If we are to get anywhere near the ambitious (and legally binding) carbon reduction targets by 2050, heating is therefore a natural target for efficiency and carbon emissions improvement.
As a nation, we have committed to cutting our carbon emissions to 80% of 1990 levels by 2050 (via the Climate Change Act).
So far, we have been successful in meeting the first three interim targets, but now, the low-hanging fruit is really starting to get scarce.

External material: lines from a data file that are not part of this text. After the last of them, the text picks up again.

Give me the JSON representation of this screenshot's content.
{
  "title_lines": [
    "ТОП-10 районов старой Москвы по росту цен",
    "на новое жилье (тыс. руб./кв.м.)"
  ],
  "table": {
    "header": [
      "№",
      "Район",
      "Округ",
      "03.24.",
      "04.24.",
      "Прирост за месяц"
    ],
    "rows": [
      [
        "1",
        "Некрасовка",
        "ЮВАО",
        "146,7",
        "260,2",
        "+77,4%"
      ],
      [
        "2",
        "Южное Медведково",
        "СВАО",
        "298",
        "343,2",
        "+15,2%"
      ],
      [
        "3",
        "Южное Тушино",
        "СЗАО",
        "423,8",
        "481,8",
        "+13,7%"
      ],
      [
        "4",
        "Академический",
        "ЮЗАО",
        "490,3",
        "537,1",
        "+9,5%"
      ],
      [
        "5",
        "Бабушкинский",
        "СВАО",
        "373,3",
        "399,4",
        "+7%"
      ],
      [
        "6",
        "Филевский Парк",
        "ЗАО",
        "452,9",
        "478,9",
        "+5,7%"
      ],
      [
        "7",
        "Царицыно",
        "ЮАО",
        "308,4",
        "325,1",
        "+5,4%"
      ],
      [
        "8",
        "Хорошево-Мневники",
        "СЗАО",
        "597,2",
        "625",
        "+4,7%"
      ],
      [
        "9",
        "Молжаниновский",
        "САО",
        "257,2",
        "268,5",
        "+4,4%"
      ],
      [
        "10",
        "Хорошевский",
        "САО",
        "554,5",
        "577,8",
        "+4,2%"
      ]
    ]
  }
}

That means we need to aim higher because we now need to advance from 2023 to 2032 with ever-greater cuts in carbon.
According to the government’s Strategy: “Meeting our target of reducing emissions by at least 80% by 2050 implies decarbonising nearly all heat in buildings and most industrial processes.”
What this means for the nation and for housing providers in particular, is that the big target is our gas-dependent heating systems.

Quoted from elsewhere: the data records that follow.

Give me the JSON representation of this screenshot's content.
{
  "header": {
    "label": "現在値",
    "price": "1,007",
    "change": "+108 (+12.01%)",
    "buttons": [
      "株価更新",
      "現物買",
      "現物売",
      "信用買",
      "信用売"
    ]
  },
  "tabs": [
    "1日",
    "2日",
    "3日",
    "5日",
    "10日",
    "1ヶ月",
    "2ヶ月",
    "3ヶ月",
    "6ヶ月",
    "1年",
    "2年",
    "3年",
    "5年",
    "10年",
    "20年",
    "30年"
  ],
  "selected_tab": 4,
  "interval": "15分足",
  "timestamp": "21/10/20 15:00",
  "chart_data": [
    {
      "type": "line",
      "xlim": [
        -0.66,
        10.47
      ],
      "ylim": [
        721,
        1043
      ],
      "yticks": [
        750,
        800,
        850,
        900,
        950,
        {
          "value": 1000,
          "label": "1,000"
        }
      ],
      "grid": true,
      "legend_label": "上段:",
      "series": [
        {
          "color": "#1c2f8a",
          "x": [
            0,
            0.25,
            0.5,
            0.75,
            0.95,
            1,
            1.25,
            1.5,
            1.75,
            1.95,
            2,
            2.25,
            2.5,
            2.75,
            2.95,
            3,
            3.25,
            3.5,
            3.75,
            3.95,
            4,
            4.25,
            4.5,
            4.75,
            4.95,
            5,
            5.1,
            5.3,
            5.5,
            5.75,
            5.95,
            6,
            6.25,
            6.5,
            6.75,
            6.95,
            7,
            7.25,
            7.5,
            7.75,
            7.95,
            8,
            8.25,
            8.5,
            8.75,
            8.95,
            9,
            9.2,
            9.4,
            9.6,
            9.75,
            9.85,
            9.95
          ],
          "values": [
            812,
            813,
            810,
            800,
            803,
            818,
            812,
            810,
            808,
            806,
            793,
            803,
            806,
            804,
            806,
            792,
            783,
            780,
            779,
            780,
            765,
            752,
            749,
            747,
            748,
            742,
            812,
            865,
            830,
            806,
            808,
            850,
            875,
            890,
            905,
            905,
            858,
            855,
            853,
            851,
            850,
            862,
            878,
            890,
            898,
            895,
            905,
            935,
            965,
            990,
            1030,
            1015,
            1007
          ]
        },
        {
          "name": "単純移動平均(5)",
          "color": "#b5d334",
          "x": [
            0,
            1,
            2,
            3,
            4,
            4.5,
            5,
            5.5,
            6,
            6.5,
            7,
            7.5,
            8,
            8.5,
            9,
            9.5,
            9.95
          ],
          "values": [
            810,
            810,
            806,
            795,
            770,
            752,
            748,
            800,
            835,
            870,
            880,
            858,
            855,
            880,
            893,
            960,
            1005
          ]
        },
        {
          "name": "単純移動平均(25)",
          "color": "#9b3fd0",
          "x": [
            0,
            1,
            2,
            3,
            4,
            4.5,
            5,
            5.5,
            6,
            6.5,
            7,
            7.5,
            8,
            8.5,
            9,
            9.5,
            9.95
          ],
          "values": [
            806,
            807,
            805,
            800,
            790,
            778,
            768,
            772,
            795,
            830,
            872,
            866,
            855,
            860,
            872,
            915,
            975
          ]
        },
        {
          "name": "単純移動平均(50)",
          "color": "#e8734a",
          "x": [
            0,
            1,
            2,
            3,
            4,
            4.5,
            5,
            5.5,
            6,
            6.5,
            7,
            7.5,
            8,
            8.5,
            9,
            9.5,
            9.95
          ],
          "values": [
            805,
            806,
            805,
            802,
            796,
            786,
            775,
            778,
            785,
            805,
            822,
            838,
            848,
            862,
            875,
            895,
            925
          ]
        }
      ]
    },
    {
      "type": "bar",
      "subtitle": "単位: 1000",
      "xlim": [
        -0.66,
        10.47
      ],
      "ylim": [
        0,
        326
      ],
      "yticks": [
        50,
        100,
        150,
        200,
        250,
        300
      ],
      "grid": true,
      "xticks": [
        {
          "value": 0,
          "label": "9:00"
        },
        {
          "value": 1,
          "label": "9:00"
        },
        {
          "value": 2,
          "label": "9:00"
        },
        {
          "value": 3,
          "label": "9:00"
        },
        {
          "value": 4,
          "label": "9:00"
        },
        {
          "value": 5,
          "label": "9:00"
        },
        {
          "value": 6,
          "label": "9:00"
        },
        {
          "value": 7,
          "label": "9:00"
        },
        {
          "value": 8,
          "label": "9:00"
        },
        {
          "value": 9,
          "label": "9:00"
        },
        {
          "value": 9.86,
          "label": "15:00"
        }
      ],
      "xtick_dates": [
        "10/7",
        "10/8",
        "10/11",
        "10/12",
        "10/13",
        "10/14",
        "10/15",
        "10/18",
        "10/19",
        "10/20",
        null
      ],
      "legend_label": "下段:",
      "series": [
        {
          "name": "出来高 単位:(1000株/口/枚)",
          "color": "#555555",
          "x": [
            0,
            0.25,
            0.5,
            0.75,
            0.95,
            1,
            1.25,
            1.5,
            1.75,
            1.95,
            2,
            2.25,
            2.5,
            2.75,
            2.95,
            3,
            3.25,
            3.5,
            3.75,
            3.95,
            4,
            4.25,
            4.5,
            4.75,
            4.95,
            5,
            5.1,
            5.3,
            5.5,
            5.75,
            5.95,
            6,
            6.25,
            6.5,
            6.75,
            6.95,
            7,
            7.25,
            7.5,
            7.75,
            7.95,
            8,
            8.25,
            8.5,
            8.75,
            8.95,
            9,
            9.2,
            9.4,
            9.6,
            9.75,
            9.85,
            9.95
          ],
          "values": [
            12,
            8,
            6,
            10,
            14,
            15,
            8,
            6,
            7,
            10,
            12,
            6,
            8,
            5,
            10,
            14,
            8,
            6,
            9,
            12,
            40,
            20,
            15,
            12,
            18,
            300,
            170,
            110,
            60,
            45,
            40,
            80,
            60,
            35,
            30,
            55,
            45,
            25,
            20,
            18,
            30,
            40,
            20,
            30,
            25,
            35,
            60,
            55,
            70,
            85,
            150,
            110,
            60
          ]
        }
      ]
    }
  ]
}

The government’s strategy document names this as one of the ‘Grand Challenges’ recognising that heating is the most difficult decarbonisation challenge facing the country.
A massive change
As a nation, we have been through major change in how we heat our buildings in the past, with almost the entire country switching to natural gas in the decade before 1977. This saw around 40 million appliances converted by British Gas.
Now we face a similar massive change as we need to transition away from carbon-intensive gas.

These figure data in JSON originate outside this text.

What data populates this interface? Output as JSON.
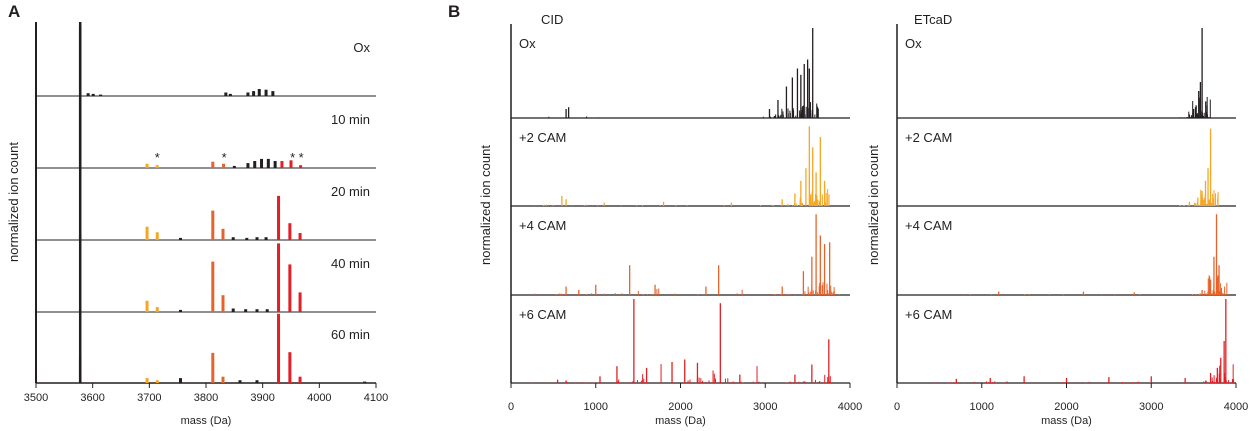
{
  "chart_data": [
    {
      "panel": "A",
      "type": "bar",
      "ylabel": "normalized ion count",
      "xlabel": "mass (Da)",
      "xlim": [
        3500,
        4100
      ],
      "xticks": [
        3500,
        3600,
        3700,
        3800,
        3900,
        4000,
        4100
      ],
      "rows": [
        {
          "label": "Ox",
          "bars": [
            {
              "x": 3578,
              "y": 1.0,
              "c": "#231f20"
            },
            {
              "x": 3592,
              "y": 0.04,
              "c": "#231f20"
            },
            {
              "x": 3601,
              "y": 0.03,
              "c": "#231f20"
            },
            {
              "x": 3614,
              "y": 0.02,
              "c": "#231f20"
            },
            {
              "x": 3835,
              "y": 0.05,
              "c": "#231f20"
            },
            {
              "x": 3843,
              "y": 0.03,
              "c": "#231f20"
            },
            {
              "x": 3874,
              "y": 0.05,
              "c": "#231f20"
            },
            {
              "x": 3884,
              "y": 0.07,
              "c": "#231f20"
            },
            {
              "x": 3894,
              "y": 0.1,
              "c": "#231f20"
            },
            {
              "x": 3906,
              "y": 0.09,
              "c": "#231f20"
            },
            {
              "x": 3918,
              "y": 0.07,
              "c": "#231f20"
            }
          ]
        },
        {
          "label": "10 min",
          "stars": [
            3714,
            3832,
            3953,
            3968
          ],
          "bars": [
            {
              "x": 3578,
              "y": 1.0,
              "c": "#231f20"
            },
            {
              "x": 3696,
              "y": 0.06,
              "c": "#f5a623"
            },
            {
              "x": 3714,
              "y": 0.04,
              "c": "#f5a623"
            },
            {
              "x": 3812,
              "y": 0.09,
              "c": "#e8632b"
            },
            {
              "x": 3831,
              "y": 0.06,
              "c": "#e8632b"
            },
            {
              "x": 3850,
              "y": 0.03,
              "c": "#231f20"
            },
            {
              "x": 3874,
              "y": 0.07,
              "c": "#231f20"
            },
            {
              "x": 3886,
              "y": 0.1,
              "c": "#231f20"
            },
            {
              "x": 3898,
              "y": 0.13,
              "c": "#231f20"
            },
            {
              "x": 3910,
              "y": 0.13,
              "c": "#231f20"
            },
            {
              "x": 3922,
              "y": 0.1,
              "c": "#231f20"
            },
            {
              "x": 3934,
              "y": 0.1,
              "c": "#e31e24"
            },
            {
              "x": 3950,
              "y": 0.11,
              "c": "#e31e24"
            },
            {
              "x": 3967,
              "y": 0.04,
              "c": "#e31e24"
            }
          ]
        },
        {
          "label": "20 min",
          "bars": [
            {
              "x": 3578,
              "y": 0.07,
              "c": "#231f20"
            },
            {
              "x": 3696,
              "y": 0.19,
              "c": "#f5a623"
            },
            {
              "x": 3714,
              "y": 0.11,
              "c": "#f5a623"
            },
            {
              "x": 3755,
              "y": 0.03,
              "c": "#231f20"
            },
            {
              "x": 3812,
              "y": 0.42,
              "c": "#e8632b"
            },
            {
              "x": 3830,
              "y": 0.16,
              "c": "#e8632b"
            },
            {
              "x": 3848,
              "y": 0.04,
              "c": "#231f20"
            },
            {
              "x": 3872,
              "y": 0.03,
              "c": "#231f20"
            },
            {
              "x": 3890,
              "y": 0.04,
              "c": "#231f20"
            },
            {
              "x": 3906,
              "y": 0.04,
              "c": "#231f20"
            },
            {
              "x": 3928,
              "y": 0.63,
              "c": "#e31e24"
            },
            {
              "x": 3948,
              "y": 0.24,
              "c": "#e31e24"
            },
            {
              "x": 3966,
              "y": 0.1,
              "c": "#e31e24"
            }
          ]
        },
        {
          "label": "40 min",
          "bars": [
            {
              "x": 3578,
              "y": 0.03,
              "c": "#231f20"
            },
            {
              "x": 3696,
              "y": 0.16,
              "c": "#f5a623"
            },
            {
              "x": 3714,
              "y": 0.07,
              "c": "#f5a623"
            },
            {
              "x": 3755,
              "y": 0.03,
              "c": "#231f20"
            },
            {
              "x": 3812,
              "y": 0.72,
              "c": "#e8632b"
            },
            {
              "x": 3830,
              "y": 0.24,
              "c": "#e8632b"
            },
            {
              "x": 3848,
              "y": 0.05,
              "c": "#231f20"
            },
            {
              "x": 3870,
              "y": 0.04,
              "c": "#231f20"
            },
            {
              "x": 3890,
              "y": 0.04,
              "c": "#231f20"
            },
            {
              "x": 3908,
              "y": 0.04,
              "c": "#231f20"
            },
            {
              "x": 3928,
              "y": 0.98,
              "c": "#e31e24"
            },
            {
              "x": 3948,
              "y": 0.68,
              "c": "#e31e24"
            },
            {
              "x": 3966,
              "y": 0.28,
              "c": "#e31e24"
            }
          ]
        },
        {
          "label": "60 min",
          "bars": [
            {
              "x": 3578,
              "y": 0.38,
              "c": "#231f20"
            },
            {
              "x": 3696,
              "y": 0.07,
              "c": "#f5a623"
            },
            {
              "x": 3714,
              "y": 0.04,
              "c": "#f5a623"
            },
            {
              "x": 3755,
              "y": 0.07,
              "c": "#231f20"
            },
            {
              "x": 3812,
              "y": 0.43,
              "c": "#e8632b"
            },
            {
              "x": 3830,
              "y": 0.09,
              "c": "#e8632b"
            },
            {
              "x": 3860,
              "y": 0.04,
              "c": "#231f20"
            },
            {
              "x": 3890,
              "y": 0.04,
              "c": "#231f20"
            },
            {
              "x": 3928,
              "y": 0.99,
              "c": "#e31e24"
            },
            {
              "x": 3948,
              "y": 0.44,
              "c": "#e31e24"
            },
            {
              "x": 3966,
              "y": 0.09,
              "c": "#e31e24"
            },
            {
              "x": 4080,
              "y": 0.02,
              "c": "#231f20"
            }
          ]
        }
      ]
    },
    {
      "panel": "B",
      "type": "bar",
      "title": "CID",
      "ylabel": "normalized ion count",
      "xlabel": "mass (Da)",
      "xlim": [
        0,
        4000
      ],
      "xticks": [
        0,
        1000,
        2000,
        3000,
        4000
      ],
      "rows": [
        {
          "label": "Ox",
          "color": "#231f20",
          "peaks": [
            [
              650,
              0.1
            ],
            [
              680,
              0.12
            ],
            [
              3050,
              0.1
            ],
            [
              3150,
              0.2
            ],
            [
              3250,
              0.35
            ],
            [
              3320,
              0.45
            ],
            [
              3380,
              0.55
            ],
            [
              3420,
              0.48
            ],
            [
              3460,
              0.6
            ],
            [
              3500,
              0.65
            ],
            [
              3520,
              0.55
            ],
            [
              3560,
              1.0
            ]
          ]
        },
        {
          "label": "+2 CAM",
          "color": "#f5a623",
          "peaks": [
            [
              600,
              0.12
            ],
            [
              650,
              0.08
            ],
            [
              1100,
              0.04
            ],
            [
              1800,
              0.05
            ],
            [
              2600,
              0.04
            ],
            [
              3200,
              0.08
            ],
            [
              3350,
              0.15
            ],
            [
              3420,
              0.3
            ],
            [
              3480,
              0.45
            ],
            [
              3520,
              0.95
            ],
            [
              3560,
              0.7
            ],
            [
              3600,
              0.4
            ],
            [
              3650,
              0.82
            ],
            [
              3700,
              0.3
            ]
          ]
        },
        {
          "label": "+4 CAM",
          "color": "#e8632b",
          "peaks": [
            [
              650,
              0.1
            ],
            [
              800,
              0.06
            ],
            [
              1000,
              0.12
            ],
            [
              1400,
              0.35
            ],
            [
              1700,
              0.12
            ],
            [
              2300,
              0.1
            ],
            [
              2450,
              0.35
            ],
            [
              3200,
              0.1
            ],
            [
              3450,
              0.28
            ],
            [
              3550,
              0.45
            ],
            [
              3600,
              0.95
            ],
            [
              3650,
              0.7
            ],
            [
              3700,
              0.6
            ],
            [
              3760,
              0.62
            ]
          ]
        },
        {
          "label": "+6 CAM",
          "color": "#e31e24",
          "peaks": [
            [
              550,
              0.04
            ],
            [
              650,
              0.03
            ],
            [
              1050,
              0.08
            ],
            [
              1250,
              0.2
            ],
            [
              1450,
              1.0
            ],
            [
              1600,
              0.18
            ],
            [
              1900,
              0.25
            ],
            [
              2050,
              0.28
            ],
            [
              2200,
              0.24
            ],
            [
              2470,
              0.95
            ],
            [
              2700,
              0.1
            ],
            [
              3350,
              0.1
            ],
            [
              3550,
              0.22
            ],
            [
              3750,
              0.52
            ]
          ]
        }
      ]
    },
    {
      "panel": "B2",
      "type": "bar",
      "title": "ETcaD",
      "xlabel": "mass (Da)",
      "xlim": [
        0,
        4000
      ],
      "xticks": [
        0,
        1000,
        2000,
        3000,
        4000
      ],
      "rows": [
        {
          "label": "Ox",
          "color": "#231f20",
          "peaks": [
            [
              3450,
              0.04
            ],
            [
              3500,
              0.1
            ],
            [
              3530,
              0.14
            ],
            [
              3560,
              0.3
            ],
            [
              3580,
              0.4
            ],
            [
              3600,
              1.0
            ]
          ]
        },
        {
          "label": "+2 CAM",
          "color": "#f5a623",
          "peaks": [
            [
              3450,
              0.05
            ],
            [
              3550,
              0.1
            ],
            [
              3600,
              0.18
            ],
            [
              3640,
              0.3
            ],
            [
              3670,
              0.45
            ],
            [
              3700,
              0.92
            ]
          ]
        },
        {
          "label": "+4 CAM",
          "color": "#e8632b",
          "peaks": [
            [
              1200,
              0.04
            ],
            [
              2200,
              0.04
            ],
            [
              2800,
              0.03
            ],
            [
              3600,
              0.06
            ],
            [
              3700,
              0.18
            ],
            [
              3740,
              0.45
            ],
            [
              3770,
              0.95
            ],
            [
              3800,
              0.35
            ]
          ]
        },
        {
          "label": "+6 CAM",
          "color": "#e31e24",
          "peaks": [
            [
              700,
              0.05
            ],
            [
              1100,
              0.06
            ],
            [
              1500,
              0.08
            ],
            [
              2000,
              0.06
            ],
            [
              2500,
              0.07
            ],
            [
              3000,
              0.08
            ],
            [
              3400,
              0.06
            ],
            [
              3700,
              0.12
            ],
            [
              3780,
              0.18
            ],
            [
              3820,
              0.3
            ],
            [
              3860,
              0.5
            ],
            [
              3880,
              1.0
            ]
          ]
        }
      ]
    }
  ],
  "panel_letters": [
    "A",
    "B"
  ]
}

Yet even today, around 150,000 new customers a year are connected to the gas network, so we remain heavily reliant on the use of gas.
However, this will simply not allow us to move to the low carbon future we are committed to and it is also clear that there is no single answer or easy solution.
The social housing sector has long led the way in the use of renewable heating, such as heat pumps but in the main, this has been applied in off-gas areas to help combat fuel poverty.
One of the major hurdles to decarbonisation is that at the moment, almost 70% of the UK’s heat for industry, commercial buildings and homes comes from natural gas.
Government is therefore analysing how it can offer a clear post-RHI framework for domestic and non-domestic buildings through to the 2030s, with one of the key aims being to reduce barriers to low carbon heating.
We are all well aware that there is no single solution to replace natural gas as the source of our heat and the government is considering a number of technologies in the long-term, which offer potential for decarbonising heat in the UK:
· Electrification (heat pumps)
· District heating
· Hybrid approach (two different heating technologies and energy sources working together)
· Decarbonising the gas grid (using hydrogen or biogas)
The history of gas use in Britain has already been through major upheavals in the past and now, it is highly likely that this will happen again, not only because of the far greater focus on environmental issues, but also because supply and demand continue to change and households are also more switched on to the need for a more sustainable solution.
Is it now time for the social housing sector to look at all aspects of heating within its stock so that it can play its part in helping meet the renewable, low carbon agenda?